I'm in between. I'm one of those people who will look at certain relationships and what people say and how they act with each other and think how naive they are (that only really applies to certain ones, of course). But I'm also one of those people who will look at every relationship and be happy just because I love love, and I think any form is adorable in its own way. So, I'm in between. I'm a snob and a romantic all in one.
But the snob part of me is what's writing this post. It's no secret that people are dating really young nowadays, and not only that, but people my age have already had fifteen relationships. Fifteen relationships at the age of seventeen. That's just terrible. It's because a lot of them started dating around the third grade. I didn't have my first boyfriend until I was fourteen. I didn't have my first kiss until I was fifteen. Now I'm seventeen, and I'm still a virgin. And this annoys me a lot, but it's still not the point as to why I'm writing this.

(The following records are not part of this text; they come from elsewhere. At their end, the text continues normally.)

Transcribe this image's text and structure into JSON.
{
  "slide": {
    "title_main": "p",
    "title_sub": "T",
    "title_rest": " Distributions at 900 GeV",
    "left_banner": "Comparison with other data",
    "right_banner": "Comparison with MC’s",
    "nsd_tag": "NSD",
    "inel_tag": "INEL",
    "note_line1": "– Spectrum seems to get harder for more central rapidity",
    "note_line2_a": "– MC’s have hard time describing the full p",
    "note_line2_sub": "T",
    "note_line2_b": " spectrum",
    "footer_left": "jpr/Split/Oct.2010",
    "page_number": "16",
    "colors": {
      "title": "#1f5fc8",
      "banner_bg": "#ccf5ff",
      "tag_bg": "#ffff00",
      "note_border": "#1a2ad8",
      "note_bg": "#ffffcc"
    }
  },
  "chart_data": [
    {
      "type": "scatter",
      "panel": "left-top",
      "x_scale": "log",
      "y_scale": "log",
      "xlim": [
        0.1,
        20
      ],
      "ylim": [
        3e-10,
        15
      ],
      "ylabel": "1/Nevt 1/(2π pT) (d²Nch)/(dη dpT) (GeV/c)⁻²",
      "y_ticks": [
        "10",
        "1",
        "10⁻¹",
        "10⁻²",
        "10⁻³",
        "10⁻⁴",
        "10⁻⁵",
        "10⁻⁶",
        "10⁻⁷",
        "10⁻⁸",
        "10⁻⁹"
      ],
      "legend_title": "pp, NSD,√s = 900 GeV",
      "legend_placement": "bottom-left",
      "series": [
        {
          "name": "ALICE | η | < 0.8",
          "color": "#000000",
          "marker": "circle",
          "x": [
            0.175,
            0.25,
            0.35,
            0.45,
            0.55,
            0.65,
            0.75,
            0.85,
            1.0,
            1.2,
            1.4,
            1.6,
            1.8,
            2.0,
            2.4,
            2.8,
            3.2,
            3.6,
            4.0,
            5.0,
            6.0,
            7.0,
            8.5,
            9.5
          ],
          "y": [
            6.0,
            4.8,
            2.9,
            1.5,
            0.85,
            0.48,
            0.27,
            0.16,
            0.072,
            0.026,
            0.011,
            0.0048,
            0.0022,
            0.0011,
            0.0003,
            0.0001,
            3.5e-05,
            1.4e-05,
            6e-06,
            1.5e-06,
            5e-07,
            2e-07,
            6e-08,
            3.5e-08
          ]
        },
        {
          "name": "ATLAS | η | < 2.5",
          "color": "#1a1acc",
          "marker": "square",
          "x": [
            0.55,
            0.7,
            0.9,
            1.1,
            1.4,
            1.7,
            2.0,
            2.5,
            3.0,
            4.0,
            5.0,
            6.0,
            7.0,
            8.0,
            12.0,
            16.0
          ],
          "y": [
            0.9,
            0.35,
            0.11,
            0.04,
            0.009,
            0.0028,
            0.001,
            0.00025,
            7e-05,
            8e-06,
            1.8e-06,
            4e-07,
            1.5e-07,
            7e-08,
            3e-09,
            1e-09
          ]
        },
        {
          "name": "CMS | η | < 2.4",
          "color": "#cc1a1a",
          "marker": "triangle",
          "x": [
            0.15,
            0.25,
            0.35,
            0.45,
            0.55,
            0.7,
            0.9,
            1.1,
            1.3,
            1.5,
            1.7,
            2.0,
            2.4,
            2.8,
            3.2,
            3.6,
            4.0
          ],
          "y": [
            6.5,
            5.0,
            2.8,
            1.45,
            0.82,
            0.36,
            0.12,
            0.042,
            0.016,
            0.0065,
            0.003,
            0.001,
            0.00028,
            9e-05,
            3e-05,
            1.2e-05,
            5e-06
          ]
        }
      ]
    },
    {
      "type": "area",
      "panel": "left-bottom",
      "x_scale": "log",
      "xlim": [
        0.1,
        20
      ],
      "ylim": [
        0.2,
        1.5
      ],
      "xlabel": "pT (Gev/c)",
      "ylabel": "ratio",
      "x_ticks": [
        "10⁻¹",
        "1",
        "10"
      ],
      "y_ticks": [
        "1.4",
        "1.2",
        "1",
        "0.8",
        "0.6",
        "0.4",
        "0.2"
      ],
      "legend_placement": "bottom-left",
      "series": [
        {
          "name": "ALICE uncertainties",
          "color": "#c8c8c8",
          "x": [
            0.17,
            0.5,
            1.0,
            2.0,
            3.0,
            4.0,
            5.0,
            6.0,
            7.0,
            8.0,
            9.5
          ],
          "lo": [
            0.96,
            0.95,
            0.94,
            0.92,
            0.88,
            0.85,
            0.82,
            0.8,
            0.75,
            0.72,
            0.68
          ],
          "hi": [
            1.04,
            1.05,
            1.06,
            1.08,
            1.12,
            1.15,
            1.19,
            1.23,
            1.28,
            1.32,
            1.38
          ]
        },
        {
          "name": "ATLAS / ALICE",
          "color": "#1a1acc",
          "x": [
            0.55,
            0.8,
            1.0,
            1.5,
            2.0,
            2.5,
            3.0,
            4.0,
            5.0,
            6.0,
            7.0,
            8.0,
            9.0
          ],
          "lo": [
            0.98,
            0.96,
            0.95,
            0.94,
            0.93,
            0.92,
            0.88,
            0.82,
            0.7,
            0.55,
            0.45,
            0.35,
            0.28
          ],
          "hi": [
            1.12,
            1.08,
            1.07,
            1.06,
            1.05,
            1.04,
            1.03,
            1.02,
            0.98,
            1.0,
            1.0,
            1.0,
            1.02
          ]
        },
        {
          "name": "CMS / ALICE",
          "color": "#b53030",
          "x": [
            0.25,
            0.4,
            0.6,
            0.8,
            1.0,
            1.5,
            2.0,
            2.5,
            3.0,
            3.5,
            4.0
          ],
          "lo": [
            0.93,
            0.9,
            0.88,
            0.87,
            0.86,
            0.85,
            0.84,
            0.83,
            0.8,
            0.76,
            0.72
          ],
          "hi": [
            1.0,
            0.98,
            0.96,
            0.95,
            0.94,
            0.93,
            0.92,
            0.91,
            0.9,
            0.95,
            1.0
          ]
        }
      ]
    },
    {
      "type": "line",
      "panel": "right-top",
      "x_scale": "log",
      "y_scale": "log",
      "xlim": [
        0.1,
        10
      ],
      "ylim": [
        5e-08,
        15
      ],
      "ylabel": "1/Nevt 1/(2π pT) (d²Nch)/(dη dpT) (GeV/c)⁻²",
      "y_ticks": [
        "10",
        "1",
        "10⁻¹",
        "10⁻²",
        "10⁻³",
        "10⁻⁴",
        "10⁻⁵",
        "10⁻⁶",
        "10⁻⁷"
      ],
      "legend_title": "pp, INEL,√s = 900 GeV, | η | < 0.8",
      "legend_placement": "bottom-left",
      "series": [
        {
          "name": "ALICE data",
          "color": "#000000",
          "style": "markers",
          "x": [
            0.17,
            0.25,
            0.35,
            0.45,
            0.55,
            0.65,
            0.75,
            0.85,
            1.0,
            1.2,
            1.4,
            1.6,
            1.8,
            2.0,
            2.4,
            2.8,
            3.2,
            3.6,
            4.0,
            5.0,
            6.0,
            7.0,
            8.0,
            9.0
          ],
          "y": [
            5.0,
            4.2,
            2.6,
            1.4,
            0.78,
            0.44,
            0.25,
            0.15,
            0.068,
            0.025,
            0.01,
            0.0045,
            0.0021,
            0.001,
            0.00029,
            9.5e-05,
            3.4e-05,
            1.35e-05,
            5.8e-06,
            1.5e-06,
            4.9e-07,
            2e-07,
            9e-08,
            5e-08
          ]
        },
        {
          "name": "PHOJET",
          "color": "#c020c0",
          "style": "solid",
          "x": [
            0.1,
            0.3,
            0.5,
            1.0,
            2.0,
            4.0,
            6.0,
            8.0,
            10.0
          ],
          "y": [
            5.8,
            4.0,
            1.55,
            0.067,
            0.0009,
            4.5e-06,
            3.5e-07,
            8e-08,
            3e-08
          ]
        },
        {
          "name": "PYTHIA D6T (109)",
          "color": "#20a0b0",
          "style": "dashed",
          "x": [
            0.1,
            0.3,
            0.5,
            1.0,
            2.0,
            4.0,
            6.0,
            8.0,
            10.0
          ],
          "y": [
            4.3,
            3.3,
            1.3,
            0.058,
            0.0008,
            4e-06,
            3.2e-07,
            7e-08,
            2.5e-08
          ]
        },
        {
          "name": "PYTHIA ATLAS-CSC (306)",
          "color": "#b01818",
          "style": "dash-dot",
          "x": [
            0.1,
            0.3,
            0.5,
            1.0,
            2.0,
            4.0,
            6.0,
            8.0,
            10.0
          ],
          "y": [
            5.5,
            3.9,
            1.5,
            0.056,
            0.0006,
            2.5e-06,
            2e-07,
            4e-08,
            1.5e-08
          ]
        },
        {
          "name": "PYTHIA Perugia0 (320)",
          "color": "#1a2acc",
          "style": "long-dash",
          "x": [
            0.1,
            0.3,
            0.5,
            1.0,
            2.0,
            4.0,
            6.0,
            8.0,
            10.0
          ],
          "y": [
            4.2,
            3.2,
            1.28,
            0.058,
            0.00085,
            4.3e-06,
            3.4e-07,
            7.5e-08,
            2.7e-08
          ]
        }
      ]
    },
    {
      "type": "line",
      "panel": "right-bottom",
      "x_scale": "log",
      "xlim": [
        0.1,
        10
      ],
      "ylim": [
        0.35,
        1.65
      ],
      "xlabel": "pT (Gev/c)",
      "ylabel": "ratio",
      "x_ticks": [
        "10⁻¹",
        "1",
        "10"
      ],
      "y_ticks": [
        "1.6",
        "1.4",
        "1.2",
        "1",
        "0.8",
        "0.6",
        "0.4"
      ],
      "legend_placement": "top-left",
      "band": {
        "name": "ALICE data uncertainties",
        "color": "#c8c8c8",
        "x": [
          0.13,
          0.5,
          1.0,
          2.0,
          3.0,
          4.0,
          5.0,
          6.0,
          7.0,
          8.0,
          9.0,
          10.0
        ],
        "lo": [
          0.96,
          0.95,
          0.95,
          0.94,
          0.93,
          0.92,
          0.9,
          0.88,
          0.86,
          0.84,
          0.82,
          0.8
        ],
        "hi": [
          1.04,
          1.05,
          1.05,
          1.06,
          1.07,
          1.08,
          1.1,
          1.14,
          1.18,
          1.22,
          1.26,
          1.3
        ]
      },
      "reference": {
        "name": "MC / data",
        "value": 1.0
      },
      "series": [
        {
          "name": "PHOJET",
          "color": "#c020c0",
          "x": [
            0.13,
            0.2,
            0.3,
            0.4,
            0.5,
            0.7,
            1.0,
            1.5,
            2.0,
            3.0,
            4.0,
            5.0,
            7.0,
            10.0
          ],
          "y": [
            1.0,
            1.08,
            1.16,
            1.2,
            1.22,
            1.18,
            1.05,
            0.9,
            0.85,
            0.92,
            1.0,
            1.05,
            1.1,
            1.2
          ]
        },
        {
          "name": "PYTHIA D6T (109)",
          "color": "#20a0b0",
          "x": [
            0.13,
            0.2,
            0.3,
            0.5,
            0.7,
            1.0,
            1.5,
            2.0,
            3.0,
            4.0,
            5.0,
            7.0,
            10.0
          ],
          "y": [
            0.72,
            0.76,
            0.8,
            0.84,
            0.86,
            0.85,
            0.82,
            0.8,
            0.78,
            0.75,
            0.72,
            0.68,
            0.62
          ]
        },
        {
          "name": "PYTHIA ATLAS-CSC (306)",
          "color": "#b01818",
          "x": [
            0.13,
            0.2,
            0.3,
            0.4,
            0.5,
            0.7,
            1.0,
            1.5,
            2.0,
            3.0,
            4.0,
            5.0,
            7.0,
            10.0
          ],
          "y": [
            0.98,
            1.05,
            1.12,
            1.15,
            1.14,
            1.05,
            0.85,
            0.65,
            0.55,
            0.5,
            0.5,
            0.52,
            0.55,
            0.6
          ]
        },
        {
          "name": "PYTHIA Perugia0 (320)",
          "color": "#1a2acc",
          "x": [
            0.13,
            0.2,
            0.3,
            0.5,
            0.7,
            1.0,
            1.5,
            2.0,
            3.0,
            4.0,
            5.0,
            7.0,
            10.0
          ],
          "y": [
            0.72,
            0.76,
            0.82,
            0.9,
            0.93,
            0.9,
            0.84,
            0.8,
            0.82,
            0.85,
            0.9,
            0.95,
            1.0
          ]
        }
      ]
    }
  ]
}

Basically, it's normal in today's society for the typical teenage relationship to last no longer than 2-3 months, if even. There are always exceptions, of course (like myself!), but that's the typical. I don't even get bothered when a couple thinks they're in love when they're not or anything like that. What bothers me is that, in most cases, it's only a crush, or that they just like each other, infatuation, etc. Small stuff like that. Which is fine, of course. Then, when they break up after three weeks of dating, they don't even make an effort to be friends or anything. And it's understandable. Know why? Because the relationship didn't matter. It was a fling, just there for experience.
And here's my point.
Girl meets boy. Girl crushes on boy, boy crushes on girl. Boy asks girl out, girl says yes. Girl and boy spend every day together. Boy is nice to girl and girl is nice to boy. Girl sees boy every morning before school and every afternoon afterward. Boy asks girl to hang out every night. Boy and girl get sick of each other when the crush fades after a month and a half, and leave each other without a trace.
That's stuff that a lot of people go through at some point, but it bothers me so badly, but only one part of it. The part where they spend every day together. The part where she sees him every morning and afternoon, and he picks her up to be with her every night. The part where they spend every minute together. The part where they take this ability for granted, And yet, it's only a crush.
I love you. I love you. We haven't been together for a month and a half. We've been together for a year and three months (actually, a little more). We didn't get together simply by asking each other out. We mutually wanted to be together and decided on it. We aren't perfectly happy-go-lucky all the time. We've had fights and break-ups but have always come back to each other in the end. We've never gotten sick of each other. We're more than just nice to each other. Like me. I made a blog listing every reason why I love you, and it's still going. I'm still going on and on until I reach 1,221 reasons why I love you. I send you love letters and drawings in the mail all the time. I leave you notes for you to see when I leave to make it easier on you. And you. You've woken me up at five in the morning despite that you weren't feeling good and were dead tired, simply because it was raining and you knew I've always wanted to kiss in the rain. You've written me a love letter too, just like I have written for you, only so much longer than any of mine have been. You've danced with me to our song in the morning when we were only in our pajamas. We're more than just nice to each other like the boy and the girl. But the biggest difference we have is that they had a crush, while we are in love.
And this is the part that frustrates me.
Through the simplicity and unimportant relationship of the boy and the girl, whose feelings will fade in a month and a half, they still have something that I can only dream of and wish for every night; each other. They have each other, every day. They can see each other whenever they want to. So much, that they sometimes choose not to, because they don't love each other to even want to see each other all the time.
But we can only see each other once every long while. Sometimes it's three weeks. Sometimes it's three months. Sometimes it's even half a year. Even so, I don't understand why a relationship that is only there for experience has the gift of seeing each other every day but we don't. We have to fight and suffer with the loneliness, the waiting, and the constant missing while not being able to do anything about it at all. Is it because we can? Is it because we can go through all that emptiness and still know it's worth it? Or, is it just by chance that we got the painful end, and they got the easy one?